11,000 sued over RMG workers’ unrest in Gazipur
Police sued 11,000 unnamed garment workers over vandalism and clashes with law enforcers in Gazipur's Konabari area.
A Gazipur court yesterday sent 11 arrestees to jail, who were held by Rab and police on Thursday, in one of the cases.
Abu Sayed, sub-inspector of Gazipur Metropolitan's Konabari Police Station, filed the case against 12 workers, including the arrestees, and 3,000-4,000 others unnamed on Thursday night.
Talking to The Daily Star, Sayed said the workers ransacked Tusuka factory in Konabari, demanding a wage hike. A car of a deputy commissioner of Gazipur Metropolitan Police was also vandalised in front of the factory.

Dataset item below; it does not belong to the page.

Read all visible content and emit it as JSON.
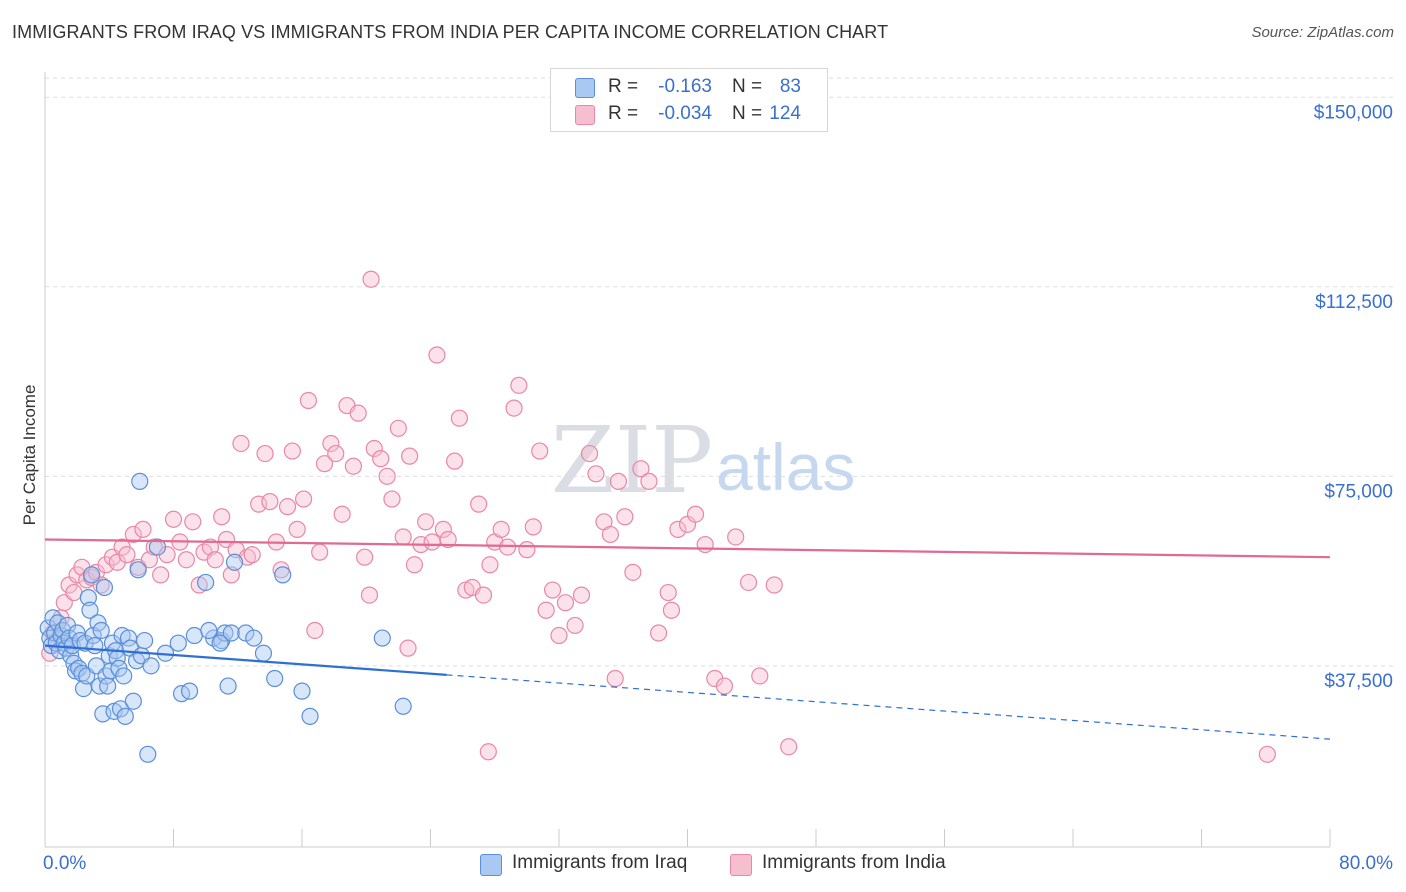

The arrestees are workers of different factories. Efforts are on to arrest the others, he added.
On Wednesday, SI Sanir Hasan Khan of Konabari Police Station filed another case accusing 6,000-7,000 unnamed people.
Workers said they started demonstrating on the premises of Tusuka Garments around 3:00pm on Thursday, adding that the management then called in police who beat up several workers.
The protesters threw brick chunks at police and the factory, said witnesses.
Police used teargas, sound grenades, and firearms to disperse the workers.
A labour leader of Konabari area, seeking anonymity, told this newspaper yesterday that they were in fear of arrest.
"We demonstrated demanding wage hike of workers but were not involved in vandalism. A false case has been filed against me. I left Konabari area and have been staying elsewhere to avoid arrest," he said.
Another labour leader of Kashimpur area said he was not sued in any case. Yet he was in fear because police could put them in jail if they want.
The workers, who demonstrated, are now leaving are not staying in their homes, he said.
Following the clashes, over 160 factories were shuttered in Ashulia and Gazipur on Thursday.
Sarwar Hossain, general secretary of Garment Sramik Oikya League, said they found hanging of closure notices in front of many factories in Ashulia yesterday. The notices say the factories were closed under section 13(1) of the labour law, which states "no work, no pay".
Over the last two weeks, workers demonstrating for a minimum wage of Tk 23,000 clashed with law enforcers in Gazipur, Savar, and the capital's Mirpur.
On October 30, garment worker Rasel Howlader, 26, died after Gazipur Industrial Police personnel allegedly shot him at close range, and on November 8, Anjuara Khatun, 28, a sewing machine operator of Islam Garments in Gazipur, died of gunshot injuries after police opened fire on protesters.
'REVIEW WAGE HIKE'
Rejecting the new minimum wage of Tk 12,500 set by an RMG sector wage board, Mojuri Briddhite Garment Sramik Andolan, an alliance of 11 labour organisations, yesterday demanded at least Tk 25,000 per month.
At a rally in front of the Jatiya Press Club, they also demanded justice for three deceased workers, one of whom was found dead after a factory fire.
They said when the garment workers have been demanding better pay, the incident of attacks on them in Gazipur and Ashulia was shameful.
Taslima Akhtar, the coordinator of the alliance, said the workers are being threatened with closure of factories , laying offs, and recruitment halt.
Workers must be given wages on which they can survive. There is no room to ignore this justified demand, she said.
"The wage board says 56 percent pay has been increased. But if we look at the annual increment, it stands at 39 percent. If we see the inflation, prices of commodities, it is not possible for the workers to survive with Tk 12,500."
At another rally in front of the capital's National Museum yesterday, Karmojibi Nari, a non-government organisation, said they don't want a wage board that does not work for the workers.